What are the 4 types of demographic transition?
What are the 4 types of demographic transition?
The concept is used to explain how population growth and economic development of a country are connected. The concept of demographic transition has four stages, including the pre-industrial stage, the transition stage, the industrial stage, and the post-industrial stage.
What is Stage 4 demographic transition?
Stage 4: Total population is high and growing slowly. It is balanced by a low birth rate (15 per 1,000) and a low death rate (12 per 1,000). Contraception is widely available and there is a social desire to have smaller families.
What countries are in Stage 3 of the demographic transition model 2020?
Countries that are currently in stage three are Mexico, India, Colombia, and South Africa. The population pyramids of these countries are wider in the middle ages and have more of a pear shape.
What countries are in stage 2 of demographic transition?
Africa, Asia, and Latin America moved into Stage 2 of the demographic transition model 200 years later for different reasons than their European and North American counterparts. The medicine created in Europe and North America was brought into these emerging nations, creating what is now called the medical revolution.
What is demographic transition?
Demographic transition is a long-term trend of declining birth and death rates, resulting in substantive change in the age distribution of a population.
What happens during the transitional stage of human history?

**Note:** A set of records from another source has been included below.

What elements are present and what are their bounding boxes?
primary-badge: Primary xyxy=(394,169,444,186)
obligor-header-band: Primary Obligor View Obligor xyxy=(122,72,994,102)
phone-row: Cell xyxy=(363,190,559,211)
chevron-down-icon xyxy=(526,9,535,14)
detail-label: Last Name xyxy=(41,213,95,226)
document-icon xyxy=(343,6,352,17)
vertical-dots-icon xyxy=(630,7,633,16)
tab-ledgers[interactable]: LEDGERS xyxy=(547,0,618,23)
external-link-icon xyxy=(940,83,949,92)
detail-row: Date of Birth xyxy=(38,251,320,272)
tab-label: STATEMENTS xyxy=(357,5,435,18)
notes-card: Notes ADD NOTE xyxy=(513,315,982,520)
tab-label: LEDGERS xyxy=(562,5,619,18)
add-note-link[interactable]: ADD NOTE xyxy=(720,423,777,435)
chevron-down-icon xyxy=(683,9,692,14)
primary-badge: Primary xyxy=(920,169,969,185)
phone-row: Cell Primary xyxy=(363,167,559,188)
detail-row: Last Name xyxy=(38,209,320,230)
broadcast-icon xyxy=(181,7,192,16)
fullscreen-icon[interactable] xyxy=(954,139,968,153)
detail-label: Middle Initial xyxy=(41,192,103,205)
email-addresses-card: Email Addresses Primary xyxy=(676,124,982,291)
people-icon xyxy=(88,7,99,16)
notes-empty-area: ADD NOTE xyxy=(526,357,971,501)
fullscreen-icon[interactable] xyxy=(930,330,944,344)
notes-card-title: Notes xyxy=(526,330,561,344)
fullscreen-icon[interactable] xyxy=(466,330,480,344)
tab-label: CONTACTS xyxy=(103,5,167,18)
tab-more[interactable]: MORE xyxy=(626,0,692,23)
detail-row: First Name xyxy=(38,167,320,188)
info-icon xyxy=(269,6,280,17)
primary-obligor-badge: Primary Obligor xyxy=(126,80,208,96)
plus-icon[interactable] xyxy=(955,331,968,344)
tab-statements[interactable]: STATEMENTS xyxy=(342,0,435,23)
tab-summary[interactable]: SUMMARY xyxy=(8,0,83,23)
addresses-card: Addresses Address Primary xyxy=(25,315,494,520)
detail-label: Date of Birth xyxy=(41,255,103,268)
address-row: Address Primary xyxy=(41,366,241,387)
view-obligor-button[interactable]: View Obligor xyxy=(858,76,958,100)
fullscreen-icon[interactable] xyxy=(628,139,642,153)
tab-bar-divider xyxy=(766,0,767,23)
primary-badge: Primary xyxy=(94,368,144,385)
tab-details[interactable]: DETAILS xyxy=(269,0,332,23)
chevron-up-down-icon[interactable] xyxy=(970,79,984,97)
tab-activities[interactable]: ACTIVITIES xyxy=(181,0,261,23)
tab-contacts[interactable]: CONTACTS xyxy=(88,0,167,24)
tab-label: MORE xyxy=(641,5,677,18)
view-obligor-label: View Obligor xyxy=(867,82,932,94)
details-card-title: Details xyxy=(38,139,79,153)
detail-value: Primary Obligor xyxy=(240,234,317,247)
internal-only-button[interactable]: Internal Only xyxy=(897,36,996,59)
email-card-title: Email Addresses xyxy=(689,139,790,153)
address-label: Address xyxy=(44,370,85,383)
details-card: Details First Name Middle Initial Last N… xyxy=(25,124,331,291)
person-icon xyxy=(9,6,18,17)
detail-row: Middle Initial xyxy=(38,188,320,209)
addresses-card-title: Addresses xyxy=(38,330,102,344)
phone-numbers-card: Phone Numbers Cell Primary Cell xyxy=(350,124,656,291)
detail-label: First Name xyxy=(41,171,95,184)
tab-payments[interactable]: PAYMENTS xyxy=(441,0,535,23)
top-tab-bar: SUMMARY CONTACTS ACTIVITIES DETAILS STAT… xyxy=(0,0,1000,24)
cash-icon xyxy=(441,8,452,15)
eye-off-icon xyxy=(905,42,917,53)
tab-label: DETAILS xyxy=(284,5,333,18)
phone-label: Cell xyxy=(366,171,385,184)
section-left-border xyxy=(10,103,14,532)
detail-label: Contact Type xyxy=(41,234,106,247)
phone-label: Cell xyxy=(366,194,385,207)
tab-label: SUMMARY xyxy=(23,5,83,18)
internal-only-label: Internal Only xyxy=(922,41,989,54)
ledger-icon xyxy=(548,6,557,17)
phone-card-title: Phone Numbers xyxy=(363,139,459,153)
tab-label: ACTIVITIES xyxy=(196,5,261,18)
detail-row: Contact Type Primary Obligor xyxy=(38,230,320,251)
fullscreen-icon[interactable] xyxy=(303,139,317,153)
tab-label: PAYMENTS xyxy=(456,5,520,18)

Following the pre-industrial stage is the transitional stage. During this stage, the human population begins to increase due to high birth rates and declining death rates. The death rates are decreasing because, as the country transitions into an industrial country, there are improvements in the economy and social conditions.
What is the demographic transition theory of household structure?
Demographic transition theory assumes convergence, that is, the size and complexity of households decreasing as societies industrialise. This view assumes current heterogeneity in household structures merely reflects different rates of transition.
What are the factors that affect the transition from old age?
Fertility, mortality, disease patterns, and migration are the major influences on this transition within the population. The many factors that affect fertility decline and increasing longevity are outlined in Box 3.1.